Tennessee adopts the Bible

Praise the Lord, Vols, and pass the ammunition.

William Jennings Bryan defending the biblical account of creation at the Scopes trial.
William Jennings Bryan defending the biblical account of creation at the Scopes trial.

William Jennings Bryan defending the biblical account of creation at the Scopes trial.

The Tennessee legislature, which once earned fame for banning the teaching of evolution, is at it again. It has passed and sent to the governor a bill making the Bible the state’s official book.

Mind you, this is not about an establishment of religion. Back in 1925, when William Jennings Bryan defended Genesis’ account of creation at the Scopes trial in Dayton, the Bible was a science book. Now, according to the new bill’s sponsor, Sen. Steve Southerland (R-Morristown), “The Holy Bible is a history book.” And no doubt will be made part  of the state’s public school history curriculum. Right.


In case you missed it, earlier this session the Tennessee legislature also voted to make the Barrett M82 the official state rifle. So it appears that Barack Obama had a good bead on the situation back in 2008 when he talked about what those small-town folks were clinging to. Actually, the entire quote looks pretty prescient today.

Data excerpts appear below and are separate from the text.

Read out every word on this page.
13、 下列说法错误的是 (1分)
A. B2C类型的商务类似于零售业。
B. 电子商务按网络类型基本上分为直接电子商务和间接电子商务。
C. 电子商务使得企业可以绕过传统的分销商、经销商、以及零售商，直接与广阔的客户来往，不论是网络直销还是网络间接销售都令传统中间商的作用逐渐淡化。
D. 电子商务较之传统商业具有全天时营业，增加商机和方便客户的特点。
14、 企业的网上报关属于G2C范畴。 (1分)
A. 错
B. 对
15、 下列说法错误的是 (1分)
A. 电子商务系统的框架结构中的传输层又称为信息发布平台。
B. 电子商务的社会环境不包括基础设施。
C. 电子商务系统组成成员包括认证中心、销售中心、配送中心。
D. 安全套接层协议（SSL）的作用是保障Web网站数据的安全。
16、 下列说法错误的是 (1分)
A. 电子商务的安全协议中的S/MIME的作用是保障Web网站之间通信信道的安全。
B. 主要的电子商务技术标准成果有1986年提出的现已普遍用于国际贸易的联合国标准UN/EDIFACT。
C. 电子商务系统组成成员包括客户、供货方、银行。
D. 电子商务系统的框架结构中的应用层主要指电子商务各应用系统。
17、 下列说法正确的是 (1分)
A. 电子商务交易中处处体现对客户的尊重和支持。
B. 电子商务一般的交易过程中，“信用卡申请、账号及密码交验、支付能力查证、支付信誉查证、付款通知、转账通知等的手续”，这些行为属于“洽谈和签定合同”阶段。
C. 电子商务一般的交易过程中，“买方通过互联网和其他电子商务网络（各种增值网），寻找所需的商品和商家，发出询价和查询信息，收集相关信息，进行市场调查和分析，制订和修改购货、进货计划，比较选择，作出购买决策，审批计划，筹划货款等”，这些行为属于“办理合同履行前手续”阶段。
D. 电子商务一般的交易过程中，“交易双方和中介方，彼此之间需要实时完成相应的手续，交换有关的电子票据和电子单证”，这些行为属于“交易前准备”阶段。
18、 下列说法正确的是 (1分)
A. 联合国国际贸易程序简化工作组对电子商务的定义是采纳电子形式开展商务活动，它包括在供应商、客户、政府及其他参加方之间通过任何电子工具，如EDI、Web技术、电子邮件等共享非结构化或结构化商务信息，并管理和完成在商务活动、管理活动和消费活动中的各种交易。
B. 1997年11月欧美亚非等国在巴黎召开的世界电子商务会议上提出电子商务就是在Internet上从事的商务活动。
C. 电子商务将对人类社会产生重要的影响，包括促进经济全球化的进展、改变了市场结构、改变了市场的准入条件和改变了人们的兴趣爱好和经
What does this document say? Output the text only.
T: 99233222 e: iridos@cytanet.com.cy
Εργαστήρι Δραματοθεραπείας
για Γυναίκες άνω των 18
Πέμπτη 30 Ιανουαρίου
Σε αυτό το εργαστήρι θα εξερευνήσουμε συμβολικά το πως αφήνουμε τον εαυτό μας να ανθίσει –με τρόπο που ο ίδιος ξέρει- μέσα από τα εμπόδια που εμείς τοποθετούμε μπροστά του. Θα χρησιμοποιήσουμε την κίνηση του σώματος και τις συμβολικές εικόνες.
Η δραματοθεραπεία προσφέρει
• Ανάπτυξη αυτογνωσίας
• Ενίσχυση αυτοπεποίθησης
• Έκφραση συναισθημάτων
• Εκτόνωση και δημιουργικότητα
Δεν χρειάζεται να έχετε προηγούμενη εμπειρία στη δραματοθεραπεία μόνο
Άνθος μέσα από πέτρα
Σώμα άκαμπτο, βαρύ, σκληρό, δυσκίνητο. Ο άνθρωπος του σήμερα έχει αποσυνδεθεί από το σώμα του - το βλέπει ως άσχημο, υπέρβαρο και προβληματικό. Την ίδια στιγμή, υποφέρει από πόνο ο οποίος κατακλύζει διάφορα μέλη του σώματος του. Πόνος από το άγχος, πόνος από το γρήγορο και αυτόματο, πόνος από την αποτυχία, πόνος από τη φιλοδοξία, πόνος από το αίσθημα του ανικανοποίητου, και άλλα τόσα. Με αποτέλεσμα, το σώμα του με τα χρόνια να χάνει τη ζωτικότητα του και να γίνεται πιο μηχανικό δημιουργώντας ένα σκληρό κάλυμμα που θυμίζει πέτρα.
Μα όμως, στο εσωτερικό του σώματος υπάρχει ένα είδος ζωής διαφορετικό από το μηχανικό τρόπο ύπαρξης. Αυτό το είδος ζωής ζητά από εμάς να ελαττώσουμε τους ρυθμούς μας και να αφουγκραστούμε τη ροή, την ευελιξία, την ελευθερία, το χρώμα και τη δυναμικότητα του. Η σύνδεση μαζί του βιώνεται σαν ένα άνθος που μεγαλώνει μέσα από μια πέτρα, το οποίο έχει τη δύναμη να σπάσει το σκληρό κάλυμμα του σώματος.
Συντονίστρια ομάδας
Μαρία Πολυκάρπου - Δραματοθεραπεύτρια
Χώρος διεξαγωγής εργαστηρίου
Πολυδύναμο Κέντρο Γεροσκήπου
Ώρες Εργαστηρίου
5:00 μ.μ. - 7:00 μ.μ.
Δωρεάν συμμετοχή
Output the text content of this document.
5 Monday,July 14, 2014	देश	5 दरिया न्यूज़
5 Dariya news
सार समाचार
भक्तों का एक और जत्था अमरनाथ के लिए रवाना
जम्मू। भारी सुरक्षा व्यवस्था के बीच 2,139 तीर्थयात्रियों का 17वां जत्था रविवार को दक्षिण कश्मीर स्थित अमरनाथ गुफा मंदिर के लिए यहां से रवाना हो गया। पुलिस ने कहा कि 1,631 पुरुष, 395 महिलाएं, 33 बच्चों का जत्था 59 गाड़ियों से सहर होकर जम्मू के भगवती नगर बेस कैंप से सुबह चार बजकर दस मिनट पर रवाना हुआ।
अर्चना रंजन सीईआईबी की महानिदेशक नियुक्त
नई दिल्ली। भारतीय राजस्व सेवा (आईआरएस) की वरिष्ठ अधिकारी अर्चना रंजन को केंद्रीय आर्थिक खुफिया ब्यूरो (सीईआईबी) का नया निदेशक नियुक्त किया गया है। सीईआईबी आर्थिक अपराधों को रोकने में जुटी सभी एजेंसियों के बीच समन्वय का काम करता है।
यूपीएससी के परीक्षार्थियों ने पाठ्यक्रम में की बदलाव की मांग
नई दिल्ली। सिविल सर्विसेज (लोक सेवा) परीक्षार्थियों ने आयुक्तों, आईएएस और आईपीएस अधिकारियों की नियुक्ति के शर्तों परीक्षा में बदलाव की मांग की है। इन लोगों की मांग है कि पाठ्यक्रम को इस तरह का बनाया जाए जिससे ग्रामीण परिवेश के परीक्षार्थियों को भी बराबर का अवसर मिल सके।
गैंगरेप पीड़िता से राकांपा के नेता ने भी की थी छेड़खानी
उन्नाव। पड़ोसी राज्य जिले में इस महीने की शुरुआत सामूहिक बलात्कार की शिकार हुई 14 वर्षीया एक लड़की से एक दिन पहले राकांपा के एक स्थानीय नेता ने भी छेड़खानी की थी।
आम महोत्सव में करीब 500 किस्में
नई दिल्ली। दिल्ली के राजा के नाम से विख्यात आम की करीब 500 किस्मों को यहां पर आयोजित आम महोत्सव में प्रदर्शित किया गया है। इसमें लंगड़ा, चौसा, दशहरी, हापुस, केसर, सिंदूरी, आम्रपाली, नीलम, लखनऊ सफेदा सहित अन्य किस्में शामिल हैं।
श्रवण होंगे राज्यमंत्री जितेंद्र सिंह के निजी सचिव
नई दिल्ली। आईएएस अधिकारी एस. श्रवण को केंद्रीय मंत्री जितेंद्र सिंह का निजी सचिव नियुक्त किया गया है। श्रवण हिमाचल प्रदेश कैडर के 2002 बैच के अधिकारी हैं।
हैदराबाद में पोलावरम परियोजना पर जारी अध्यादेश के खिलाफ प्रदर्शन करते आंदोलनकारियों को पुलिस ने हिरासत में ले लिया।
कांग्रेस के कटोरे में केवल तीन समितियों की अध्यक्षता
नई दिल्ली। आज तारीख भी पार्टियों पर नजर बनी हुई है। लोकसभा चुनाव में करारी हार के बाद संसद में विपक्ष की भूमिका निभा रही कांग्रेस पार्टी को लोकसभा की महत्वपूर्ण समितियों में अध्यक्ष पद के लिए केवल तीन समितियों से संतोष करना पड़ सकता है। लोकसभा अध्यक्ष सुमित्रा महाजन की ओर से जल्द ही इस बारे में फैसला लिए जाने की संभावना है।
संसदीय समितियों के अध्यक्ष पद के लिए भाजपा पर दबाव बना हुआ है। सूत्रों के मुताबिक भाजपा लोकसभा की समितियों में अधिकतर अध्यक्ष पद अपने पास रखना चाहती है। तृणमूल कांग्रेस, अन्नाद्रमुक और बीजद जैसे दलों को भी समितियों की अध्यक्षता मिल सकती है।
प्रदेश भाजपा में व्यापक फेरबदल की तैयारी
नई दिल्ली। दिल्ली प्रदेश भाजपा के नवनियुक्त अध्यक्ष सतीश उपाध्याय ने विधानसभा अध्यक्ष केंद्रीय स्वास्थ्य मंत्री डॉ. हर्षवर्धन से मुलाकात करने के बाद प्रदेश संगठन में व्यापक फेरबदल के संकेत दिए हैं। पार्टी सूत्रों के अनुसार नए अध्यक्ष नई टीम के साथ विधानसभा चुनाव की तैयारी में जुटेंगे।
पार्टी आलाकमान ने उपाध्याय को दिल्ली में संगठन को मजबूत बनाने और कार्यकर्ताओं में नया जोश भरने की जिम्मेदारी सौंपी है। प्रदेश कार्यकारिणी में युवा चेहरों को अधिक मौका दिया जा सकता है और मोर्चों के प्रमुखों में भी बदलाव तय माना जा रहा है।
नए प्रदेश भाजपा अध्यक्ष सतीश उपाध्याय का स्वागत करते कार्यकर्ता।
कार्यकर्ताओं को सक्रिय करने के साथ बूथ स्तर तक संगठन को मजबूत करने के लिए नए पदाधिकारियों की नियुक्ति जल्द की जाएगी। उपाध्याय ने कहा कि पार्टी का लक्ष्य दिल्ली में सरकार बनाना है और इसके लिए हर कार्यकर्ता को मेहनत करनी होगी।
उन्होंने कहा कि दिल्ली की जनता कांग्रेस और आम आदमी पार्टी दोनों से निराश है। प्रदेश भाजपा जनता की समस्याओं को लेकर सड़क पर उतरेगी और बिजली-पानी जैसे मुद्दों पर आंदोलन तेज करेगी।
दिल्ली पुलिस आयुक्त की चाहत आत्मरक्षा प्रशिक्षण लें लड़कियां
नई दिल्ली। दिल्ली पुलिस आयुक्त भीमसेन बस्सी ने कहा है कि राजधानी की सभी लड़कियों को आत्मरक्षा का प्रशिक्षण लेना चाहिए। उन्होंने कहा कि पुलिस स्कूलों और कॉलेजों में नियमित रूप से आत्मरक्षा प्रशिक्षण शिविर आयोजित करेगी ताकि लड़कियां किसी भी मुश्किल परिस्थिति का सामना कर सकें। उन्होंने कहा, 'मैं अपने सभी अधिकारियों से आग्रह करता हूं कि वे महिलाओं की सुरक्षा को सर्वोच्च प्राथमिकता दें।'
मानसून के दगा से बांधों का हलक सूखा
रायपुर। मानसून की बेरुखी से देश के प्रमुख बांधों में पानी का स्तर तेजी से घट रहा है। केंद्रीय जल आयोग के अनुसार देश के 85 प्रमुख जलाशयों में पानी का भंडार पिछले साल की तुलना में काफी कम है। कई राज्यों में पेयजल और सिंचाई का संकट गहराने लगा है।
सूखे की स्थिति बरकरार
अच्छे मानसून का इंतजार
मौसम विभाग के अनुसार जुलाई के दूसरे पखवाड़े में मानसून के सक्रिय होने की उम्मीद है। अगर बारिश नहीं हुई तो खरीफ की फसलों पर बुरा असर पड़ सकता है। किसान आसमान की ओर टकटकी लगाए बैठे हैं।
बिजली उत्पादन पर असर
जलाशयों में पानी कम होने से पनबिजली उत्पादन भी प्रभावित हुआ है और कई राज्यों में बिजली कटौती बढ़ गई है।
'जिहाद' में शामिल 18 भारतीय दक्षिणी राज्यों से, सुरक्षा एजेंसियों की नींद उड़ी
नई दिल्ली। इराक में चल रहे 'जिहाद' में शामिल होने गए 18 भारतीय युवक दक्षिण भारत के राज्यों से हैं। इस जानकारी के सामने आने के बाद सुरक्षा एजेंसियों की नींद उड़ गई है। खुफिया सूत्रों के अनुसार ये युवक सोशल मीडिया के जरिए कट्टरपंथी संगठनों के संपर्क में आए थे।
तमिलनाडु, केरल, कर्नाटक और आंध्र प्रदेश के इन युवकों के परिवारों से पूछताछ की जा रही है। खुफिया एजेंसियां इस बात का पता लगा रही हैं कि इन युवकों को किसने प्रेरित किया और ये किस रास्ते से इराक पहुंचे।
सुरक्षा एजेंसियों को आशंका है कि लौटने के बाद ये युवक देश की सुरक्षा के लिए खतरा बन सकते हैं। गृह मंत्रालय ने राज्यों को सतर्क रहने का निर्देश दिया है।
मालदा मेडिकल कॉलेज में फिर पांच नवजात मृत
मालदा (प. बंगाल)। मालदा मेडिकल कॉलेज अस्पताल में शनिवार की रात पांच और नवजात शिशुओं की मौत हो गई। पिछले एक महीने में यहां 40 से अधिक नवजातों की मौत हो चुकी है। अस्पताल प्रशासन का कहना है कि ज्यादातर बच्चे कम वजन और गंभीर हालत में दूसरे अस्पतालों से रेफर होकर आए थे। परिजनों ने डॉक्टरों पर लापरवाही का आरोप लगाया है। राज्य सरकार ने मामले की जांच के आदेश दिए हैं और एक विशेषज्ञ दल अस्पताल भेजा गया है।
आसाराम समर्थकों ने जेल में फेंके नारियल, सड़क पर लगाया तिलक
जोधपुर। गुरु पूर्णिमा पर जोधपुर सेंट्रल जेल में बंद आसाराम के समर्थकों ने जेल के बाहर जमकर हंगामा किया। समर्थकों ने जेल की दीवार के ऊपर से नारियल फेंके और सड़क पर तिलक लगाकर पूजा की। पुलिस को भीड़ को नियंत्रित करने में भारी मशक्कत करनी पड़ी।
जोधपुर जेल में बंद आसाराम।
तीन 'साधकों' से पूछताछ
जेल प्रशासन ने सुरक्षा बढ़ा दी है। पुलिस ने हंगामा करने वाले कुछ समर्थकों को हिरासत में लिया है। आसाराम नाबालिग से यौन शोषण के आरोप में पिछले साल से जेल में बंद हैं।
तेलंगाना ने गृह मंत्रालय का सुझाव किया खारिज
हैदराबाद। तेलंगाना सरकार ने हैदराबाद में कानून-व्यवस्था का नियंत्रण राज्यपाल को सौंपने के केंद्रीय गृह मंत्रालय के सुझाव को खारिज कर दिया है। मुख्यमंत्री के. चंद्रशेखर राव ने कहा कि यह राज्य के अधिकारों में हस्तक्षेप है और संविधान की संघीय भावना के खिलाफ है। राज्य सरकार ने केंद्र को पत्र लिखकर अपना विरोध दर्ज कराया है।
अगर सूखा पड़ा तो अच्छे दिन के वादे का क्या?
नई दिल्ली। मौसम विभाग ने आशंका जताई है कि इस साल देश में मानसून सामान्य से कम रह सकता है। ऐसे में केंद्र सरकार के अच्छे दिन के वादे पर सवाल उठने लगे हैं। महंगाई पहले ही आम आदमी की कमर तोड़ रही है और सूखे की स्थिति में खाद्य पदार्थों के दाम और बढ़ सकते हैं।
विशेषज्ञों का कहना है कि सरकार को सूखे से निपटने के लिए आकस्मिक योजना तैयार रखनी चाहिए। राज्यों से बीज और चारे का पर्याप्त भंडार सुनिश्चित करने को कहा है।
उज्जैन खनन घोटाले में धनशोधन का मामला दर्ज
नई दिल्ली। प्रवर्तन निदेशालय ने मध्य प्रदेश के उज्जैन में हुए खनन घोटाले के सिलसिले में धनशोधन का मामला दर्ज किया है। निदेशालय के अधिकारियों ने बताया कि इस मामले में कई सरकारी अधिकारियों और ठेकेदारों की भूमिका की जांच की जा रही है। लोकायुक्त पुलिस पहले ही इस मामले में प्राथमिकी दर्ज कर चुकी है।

You go into some of these small towns in Pennsylvania, and like a lot of small towns in the Midwest, the jobs have been gone now for 25 years and nothing’s replaced them. And they fell through the Clinton Administration, and the Bush Administration, and each successive administration has said that somehow these communities are gonna regenerate and they have not. And it’s not surprising then they get bitter, they cling to guns or religion or antipathy to people who aren’t like them or anti-immigrant sentiment or anti-trade sentiment as a way to explain their frustrations.”

Should anyone be surprised that Donald Trump won the Tennessee primary handily a month ago?

But I digress. At the moment I’m curious which particular Bible is considered to be Tennessee’s book. Some professors no doubt would identify the Hebrew Tanach and the Greek New Testament as most authentic, but to paraphrase the probably apocryphal remark made by Texas Gov. Ma Ferguson back in 1925 or so, “If English was good enough for Jesus Christ, it ought to be good enough for the children of Tennessee.”

Most likely the King James version is what Sen. Southerland and his fellow Solons have in mind. Wisely, however, they appear to have left it at just “the Bible,” which makes it like “God” in the Pledge of Allegiance and the national motto. Whatever being is your God, whatever text is your Bible, you get to choose. Even in Tennessee.